Advertisement.—BE IT KNOWN, that Six Fair Pretty Young Ladies, with two sweet and engaging young children, lately imported from Europe, having roses of health blooming on their cheeks and joy sparkling in their eyes, possessing amiable manners and highly accomplished, whom the most indifferent cannot behold without expressions of rapture, are to be RAFFLED FOR next door to the British gallery. Scheme: Twelve tickets at twelve rupees each; the highest of the three throws takes the most fascinating, &c., &c.—Calcutta Newspaper of September 3rd, 1818.
Ancient Lottery.
In 1612, King James I., "in special favour for the plantation of English colonies in Virginia, granted a Lottery to be held at the west end of St. Paul's; whereof one Thomas Sharplys, a taylor of London, had the chief prize, which was four thousand crowns in fair plate."—Baker's Chronicles.
Child Played For.
In October, 1735, a child of James and Elizabeth Leesh, of Chester-le-street, in the county of Durham, was played for at cards, at the sign of the Salmon, one game, four shillings against the child, by Henry and John Trotter, Robert Thomson and Thomas Ellison, which was won by the latter two and delivered to them accordingly.—Syke's Local Records, page 79.
Lotteries.
The change in public opinion respecting lotteries is strikingly illustrated by the following entry in the day-book kept by the Rev.
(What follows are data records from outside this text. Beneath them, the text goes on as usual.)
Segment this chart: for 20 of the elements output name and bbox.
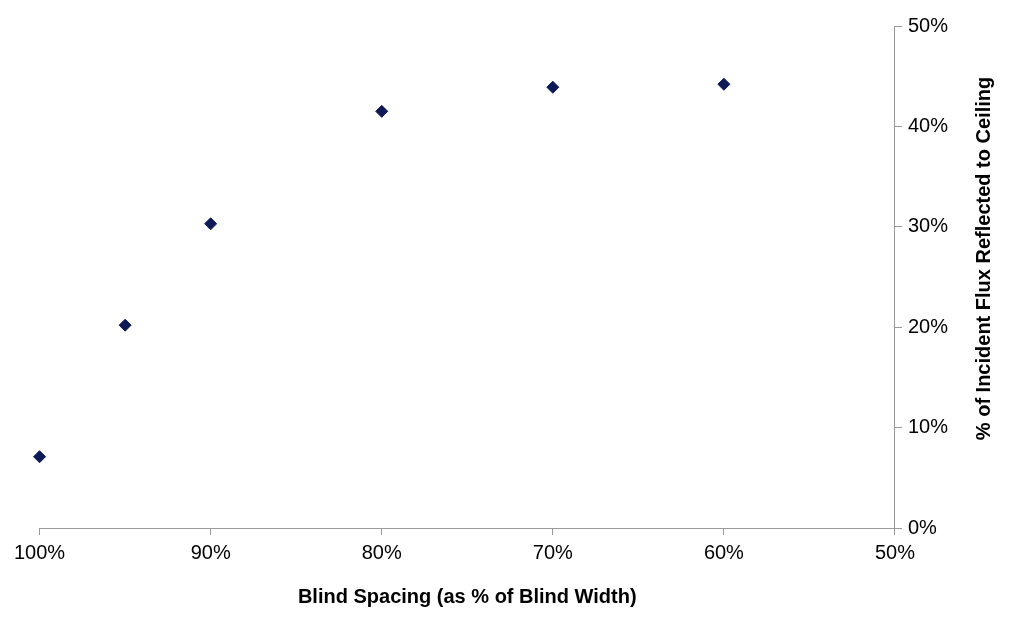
point	[33, 450, 47, 464]
x-tick-label: 70%	[532, 540, 574, 563]
point	[375, 104, 389, 118]
y-tick-label: 0%	[907, 515, 938, 538]
x-tick-label: 50%	[874, 540, 916, 563]
y-tick-label: 50%	[907, 13, 949, 36]
point	[204, 217, 218, 231]
x-tick-label: 60%	[703, 540, 745, 563]
x-tick-label: 100%	[14, 540, 66, 563]
y-tick-label: 10%	[907, 415, 949, 438]
point	[118, 318, 132, 332]
point	[717, 77, 731, 91]
y-axis-title: % of Incident Flux Reflected to Ceiling	[972, 76, 996, 440]
y-tick-label: 40%	[907, 113, 949, 136]
x-axis-title: Blind Spacing (as % of Blind Width)	[297, 584, 637, 607]
y-tick-label: 20%	[907, 314, 949, 337]
x-tick-label: 80%	[361, 540, 402, 563]
y-tick-label: 30%	[907, 214, 949, 237]
x-tick-label: 90%	[190, 540, 231, 563]
point	[546, 80, 560, 94]
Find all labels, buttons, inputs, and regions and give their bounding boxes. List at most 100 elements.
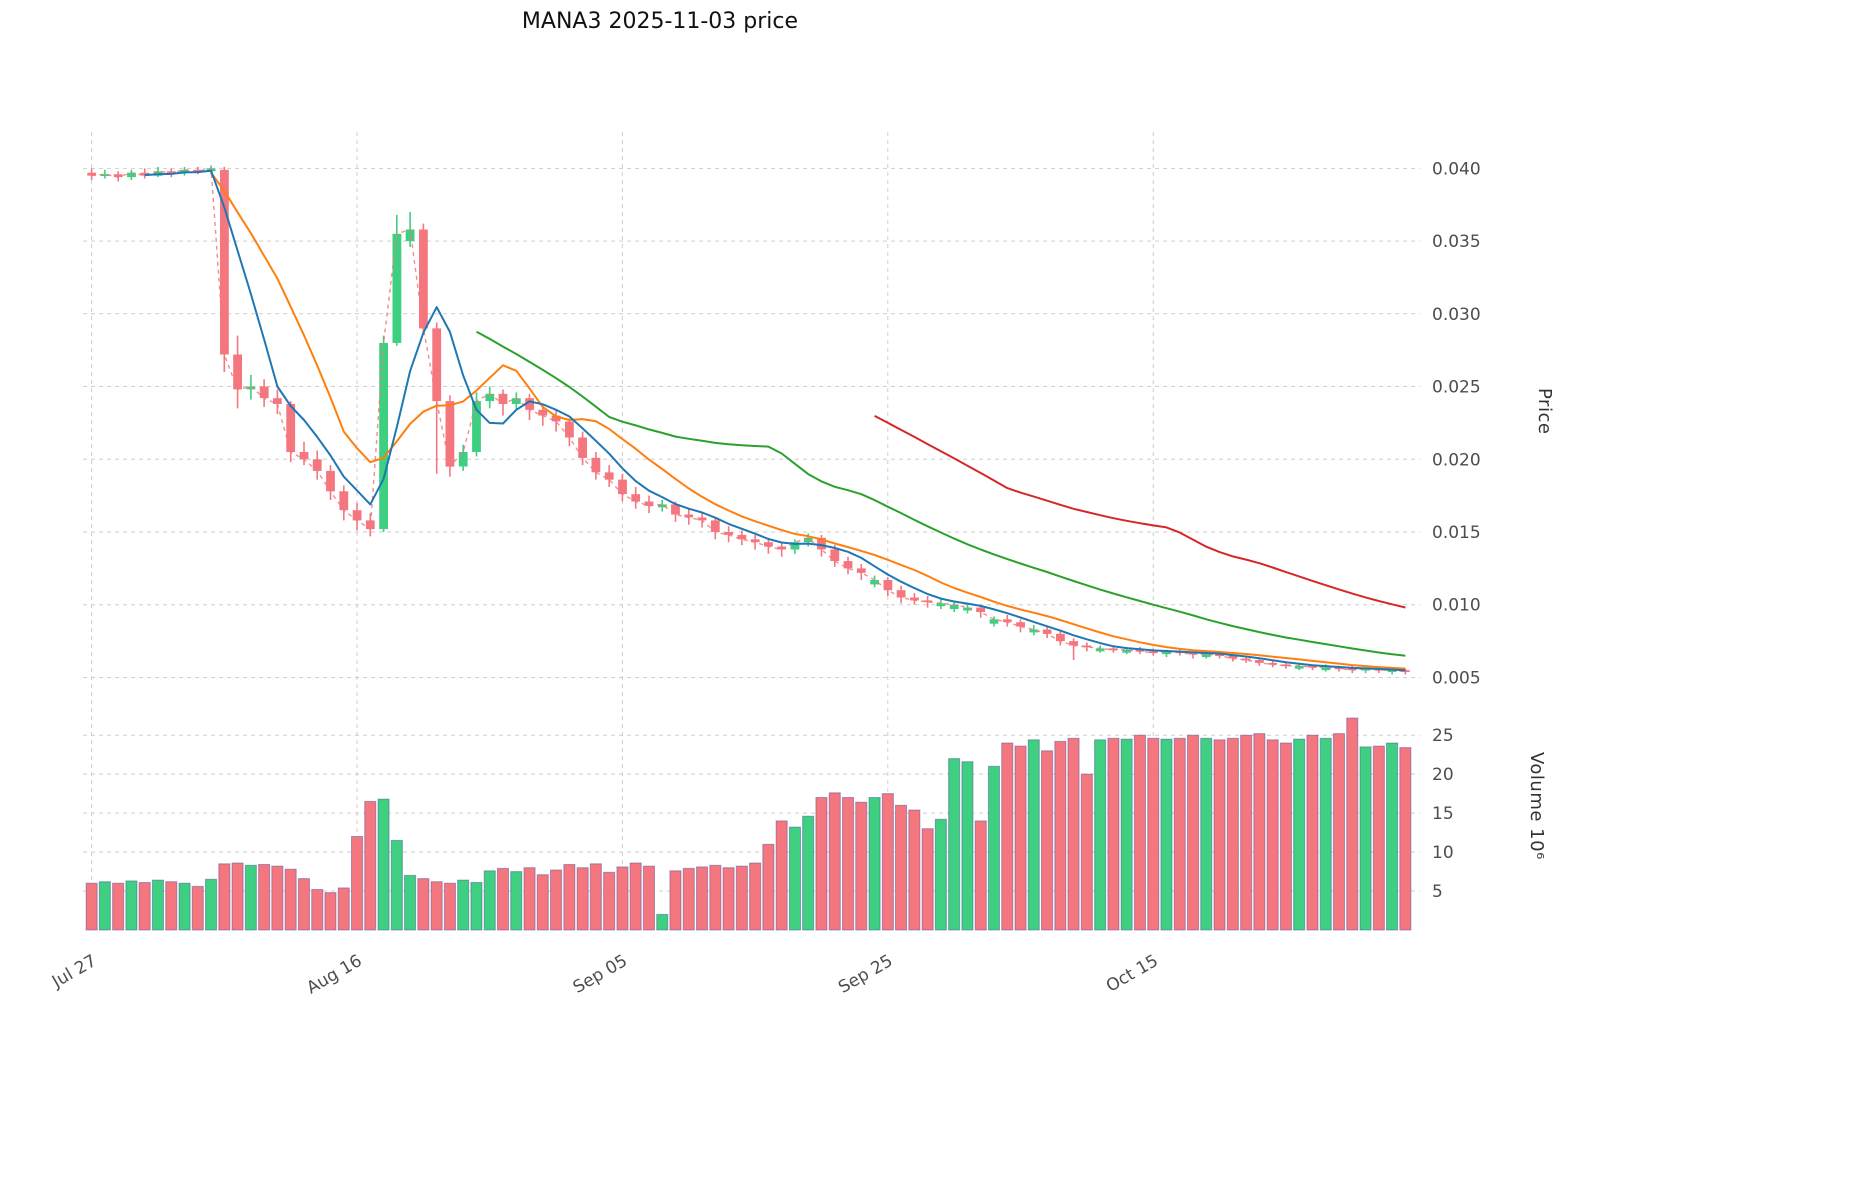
candle-body [830, 549, 840, 562]
candle-body [578, 437, 587, 458]
volume-bar [138, 882, 151, 931]
candle-body [419, 229, 428, 329]
price-tick-label: 0.020 [1432, 450, 1481, 470]
volume-bar [1027, 739, 1040, 931]
volume-bar [404, 874, 417, 931]
candle-body [312, 459, 322, 471]
ma30-line [476, 330, 1406, 657]
candle-body [472, 401, 481, 452]
candle-body [936, 603, 946, 607]
price-tick-label: 0.010 [1432, 596, 1481, 616]
volume-axis-label: Volume 10⁶ [1526, 752, 1547, 860]
volume-bar [815, 797, 828, 931]
volume-bar [908, 809, 921, 931]
volume-bar [417, 878, 430, 931]
candle-body [1002, 619, 1012, 623]
candle-body [352, 510, 362, 521]
candle-body [710, 520, 720, 532]
volume-bar [974, 820, 987, 931]
volume-bar [98, 881, 111, 931]
volume-bar [351, 836, 364, 931]
candle-body [180, 169, 189, 173]
volume-bar [364, 800, 377, 931]
volume-bar [1279, 742, 1293, 931]
candle-body [591, 457, 601, 473]
candle-body [790, 542, 800, 550]
close-price-dashed-line [91, 167, 1406, 673]
x-tick-label: Sep 05 [570, 951, 631, 998]
x-tick-label: Aug 16 [303, 951, 365, 998]
candle-body [604, 472, 614, 480]
volume-bar [868, 797, 881, 931]
candle-body [657, 504, 667, 508]
volume-bar [443, 882, 456, 931]
candle-body [910, 597, 919, 601]
candle-body [989, 619, 999, 624]
candle-body [525, 398, 534, 410]
candle-body [1162, 651, 1171, 655]
volume-bar [151, 879, 164, 931]
candle-body [1228, 655, 1238, 659]
volume-bar [961, 761, 974, 931]
volume-bar [1133, 734, 1147, 931]
candle-body [1255, 660, 1264, 663]
candle-body [949, 604, 959, 610]
volume-bar [563, 864, 576, 931]
volume-bar [828, 792, 841, 931]
volume-bar [1359, 746, 1372, 931]
candle-body [273, 398, 282, 404]
candle-body [392, 233, 402, 343]
candle-body [1361, 668, 1370, 671]
volume-bar [1226, 737, 1239, 931]
volume-bar [682, 867, 695, 931]
volume-bar [390, 839, 403, 931]
candle-body [963, 607, 972, 611]
volume-bar [589, 863, 602, 931]
candle-body [365, 520, 375, 530]
candle-body [445, 401, 455, 467]
volume-bar [1160, 738, 1173, 931]
candle-body [1016, 622, 1025, 627]
ma10-line [210, 172, 1406, 670]
volume-bar [1332, 733, 1346, 931]
volume-bar [1187, 734, 1200, 931]
candle-body [1082, 645, 1092, 648]
candle-body [1201, 654, 1211, 658]
volume-bar [1200, 737, 1213, 931]
volume-bar [603, 871, 616, 931]
candle-body [1387, 670, 1397, 672]
x-tick-label: Oct 15 [1103, 951, 1162, 997]
candle-body [843, 561, 853, 569]
candle-body [498, 393, 508, 404]
volume-bar [496, 867, 509, 931]
candle-body [1056, 633, 1065, 642]
volume-bar [1399, 747, 1412, 931]
volume-bar [536, 874, 549, 931]
volume-bar [1306, 734, 1319, 931]
volume-bar [178, 882, 191, 931]
volume-bar [550, 869, 563, 931]
volume-bar [709, 864, 722, 931]
volume-tick-label: 20 [1432, 765, 1454, 785]
candle-body [1122, 649, 1132, 653]
volume-bar [258, 864, 271, 931]
price-tick-label: 0.025 [1432, 378, 1481, 398]
volume-bar [337, 887, 350, 931]
candle-body [113, 174, 123, 178]
volume-bar [842, 797, 855, 931]
volume-tick-label: 15 [1432, 804, 1454, 824]
candle-body [671, 504, 680, 515]
candle-body [259, 386, 269, 399]
candle-body [551, 415, 561, 422]
candle-body [1029, 629, 1039, 633]
volume-bar [722, 867, 735, 931]
volume-bar [948, 758, 961, 931]
candle-body [299, 452, 309, 460]
candle-body [1042, 629, 1052, 634]
volume-bar [1346, 717, 1359, 931]
chart-title: MANA3 2025-11-03 price [521, 9, 799, 34]
candle-body [923, 600, 933, 603]
volume-bar [1173, 737, 1186, 931]
volume-bar [1266, 739, 1279, 931]
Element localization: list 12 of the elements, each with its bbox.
Samuel Seabury, father of the first Protestant Episcopal Bishop in the United States: "June, 1768. The ticket number 5866, by the blessing of God, in the Lighthouse and Public Lottery of New York, appointed by law, Anno Domini, 1763, drew in my favor £500 0s. 0d., of which I received £425 0s. 0d., which, with the deduction of fifteen per cent., makes £500, for which I now record to my Posterity my thanks and praise to Almighty God the giver of all good gifts. Amen!"
Babes in the Wood.
This popular legend was a disguised recital of the reported murder of his young nephews by Richard III. Throughout the tale there is a marked resemblance to several leading facts connected with the king and his brother's children, as well as a correspondence with historical details. In an old black-letter copy of the ballad there is a rude representation of a stag, which is significant, because a stag was the badge of the unfortunate Edward V.